Children playing soccer | Soccer | Sports
It’s been a while since the weekends belong to my wife and I, who find ourselves dragged on Saturday mornings through the fields where children’s and youth soccer games are played. From September to June our agenda is determined by the capricious calendar of the lower categories. I have to admit that, in general, I don’t dislike the plan. Fathers and mothers of the team, we meet an hour and a half before the meeting, always in the same place, from which a caravan of shared cars leaves and takes us to a different town every Saturday. Upon arriving at the field, the children begin their ritual (changing rooms, warming up, previous talk) while the adults share coffee, catch up and complain about our routine, the price of things and the attitude towards life of the new generations. Then, with the initial whistle, the home and visitor fans display in the stands all the archetypes of soccer fathers and mothers, from the one who corrects the position not only of his son, but of everyone else, to the absent guy who plays with the cell phone while his son does his best on the field, passing by those who make loud jokes about his son’s (bad) performance or those who predict a sporting career full of success for that eight-year-old who still believes in the Tooth Fairy. Soccer parents get a bad press, I know. Maybe I have been lucky, but my experience tells me that the majority take all this about children’s sports with ironic distance and are aware that despite the pompous officiality of the matches, the bright t-shirts and the lines of lime on the grass, all the paraphernalia, in short, this is just a game, a simulation of a universe, the professional one, which is light years from here.
For girls and boys, however, soccer is important. Juan Villoro wrote that there is nothing more serious than a child playing. On the field they give everything they can. His gestures are tense. Sometimes there are tears. Many dream of one day being first division players. Others become aware of their shortcomings or suspect that the bet is not worth it, but they still give their all for the team. And there come the victories, the defeats, some draws and, with the passage of time, the seasons and the filtering of little ones based on supposed abilities. Performance and other teams are formed and tacitly let know that they train just to pass the time. And that’s where things start to go wrong. The bad guys are made to know that they are, even if their squads are named with colored euphemisms and not with hierarchical letters. The girls stop being able to play with those who until now have been their companions. And those who stand out? A universe of expectations is generated around him. Clubs and schools point the finger at supposedly chosen ones. Parents lose perspective. Things are getting very serious. The child becomes a player. The smiles begin to disappear. There is nothing more serious than a child playing, wrote Maestro Villoro, nor anything more grotesque than an adult playing with children like pieces on a board, I dare to add.
A friend, a soccer player, told me one day that soccer is worth it only as long as your sports bag is bigger than you. Another told me that he still had nightmares remembering the trips in the car with his father, upon returning from games, and confessed to me that on one occasion he was about to run into the road, on the highway, all to stop listening to his reproaches. .

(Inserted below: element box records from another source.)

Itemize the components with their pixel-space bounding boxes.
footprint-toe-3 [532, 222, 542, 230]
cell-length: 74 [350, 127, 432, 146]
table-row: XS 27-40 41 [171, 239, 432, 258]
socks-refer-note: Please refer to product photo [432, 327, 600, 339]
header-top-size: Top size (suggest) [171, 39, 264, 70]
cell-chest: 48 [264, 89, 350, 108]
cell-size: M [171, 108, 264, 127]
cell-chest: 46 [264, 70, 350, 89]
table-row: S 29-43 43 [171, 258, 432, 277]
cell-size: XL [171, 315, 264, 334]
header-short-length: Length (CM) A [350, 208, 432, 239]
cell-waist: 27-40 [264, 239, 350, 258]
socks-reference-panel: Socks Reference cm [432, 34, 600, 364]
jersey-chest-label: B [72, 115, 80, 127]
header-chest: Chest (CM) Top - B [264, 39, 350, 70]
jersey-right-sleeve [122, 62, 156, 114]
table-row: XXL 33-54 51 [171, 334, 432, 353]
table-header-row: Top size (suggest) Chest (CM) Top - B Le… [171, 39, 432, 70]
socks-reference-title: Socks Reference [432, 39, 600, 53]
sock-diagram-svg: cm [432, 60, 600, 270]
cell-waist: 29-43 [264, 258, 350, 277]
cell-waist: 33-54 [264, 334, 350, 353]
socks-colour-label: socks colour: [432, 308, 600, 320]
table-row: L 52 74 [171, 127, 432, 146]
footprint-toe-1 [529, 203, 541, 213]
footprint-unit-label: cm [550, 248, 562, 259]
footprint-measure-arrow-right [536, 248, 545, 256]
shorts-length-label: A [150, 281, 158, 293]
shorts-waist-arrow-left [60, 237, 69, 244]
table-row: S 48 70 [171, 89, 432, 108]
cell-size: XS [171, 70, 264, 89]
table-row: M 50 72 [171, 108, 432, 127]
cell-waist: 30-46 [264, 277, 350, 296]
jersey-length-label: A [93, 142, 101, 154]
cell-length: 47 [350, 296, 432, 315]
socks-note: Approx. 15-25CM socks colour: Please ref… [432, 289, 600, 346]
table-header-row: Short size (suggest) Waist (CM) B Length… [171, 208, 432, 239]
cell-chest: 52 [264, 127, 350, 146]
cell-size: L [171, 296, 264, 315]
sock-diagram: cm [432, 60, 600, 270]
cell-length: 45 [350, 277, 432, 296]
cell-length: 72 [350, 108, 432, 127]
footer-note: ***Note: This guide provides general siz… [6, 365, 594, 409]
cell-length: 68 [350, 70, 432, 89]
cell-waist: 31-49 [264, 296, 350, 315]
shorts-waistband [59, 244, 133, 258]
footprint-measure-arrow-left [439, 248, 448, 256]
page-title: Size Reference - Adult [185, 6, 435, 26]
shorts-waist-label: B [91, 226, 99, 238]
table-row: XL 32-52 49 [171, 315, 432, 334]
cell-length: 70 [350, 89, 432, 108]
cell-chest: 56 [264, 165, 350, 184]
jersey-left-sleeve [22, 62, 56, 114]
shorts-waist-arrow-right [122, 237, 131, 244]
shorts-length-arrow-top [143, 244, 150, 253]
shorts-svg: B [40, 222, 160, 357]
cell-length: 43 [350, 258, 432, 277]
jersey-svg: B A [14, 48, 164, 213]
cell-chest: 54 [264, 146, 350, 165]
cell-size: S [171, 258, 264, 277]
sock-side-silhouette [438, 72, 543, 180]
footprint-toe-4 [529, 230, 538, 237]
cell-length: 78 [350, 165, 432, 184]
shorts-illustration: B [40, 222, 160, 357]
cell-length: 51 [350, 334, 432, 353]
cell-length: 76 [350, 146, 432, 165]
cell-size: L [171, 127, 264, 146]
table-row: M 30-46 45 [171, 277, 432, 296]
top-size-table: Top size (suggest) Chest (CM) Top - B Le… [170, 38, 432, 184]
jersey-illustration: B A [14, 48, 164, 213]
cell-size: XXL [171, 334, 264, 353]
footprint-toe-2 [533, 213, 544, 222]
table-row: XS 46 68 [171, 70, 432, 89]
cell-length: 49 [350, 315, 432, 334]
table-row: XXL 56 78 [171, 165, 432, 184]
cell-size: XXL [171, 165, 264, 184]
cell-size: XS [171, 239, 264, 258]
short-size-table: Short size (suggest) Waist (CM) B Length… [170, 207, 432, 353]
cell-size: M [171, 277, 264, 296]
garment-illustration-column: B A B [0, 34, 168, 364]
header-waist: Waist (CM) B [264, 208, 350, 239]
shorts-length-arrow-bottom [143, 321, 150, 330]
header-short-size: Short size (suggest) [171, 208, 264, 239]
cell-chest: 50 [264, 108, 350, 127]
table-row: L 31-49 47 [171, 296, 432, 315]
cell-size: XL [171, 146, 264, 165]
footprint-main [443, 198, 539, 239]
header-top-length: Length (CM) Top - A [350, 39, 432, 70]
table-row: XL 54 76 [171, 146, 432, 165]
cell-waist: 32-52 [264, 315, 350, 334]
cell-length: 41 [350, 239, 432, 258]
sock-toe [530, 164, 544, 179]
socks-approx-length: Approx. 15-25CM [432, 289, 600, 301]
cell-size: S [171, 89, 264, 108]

It is the obligation of fathers, mothers and coaches to take care of the little ones. The key is easy: don’t forget that this is a game, a game that has to be serious for the children and happy for us, that if they are to be professionals one day, the memory of childhood is the refuge to which they return when the things get ugly. And let it be noted that I am not talking about the big clubs, where the little ones are generally taken care of with care, but about all those in which adults who did not make it play to be professionals. My grandfather had a sign hanging in his office that said: if he has nothing to do, don’t do it here. On the lower category soccer fields he should hang a similar one: if he didn’t manage to be a professional, don’t be one here.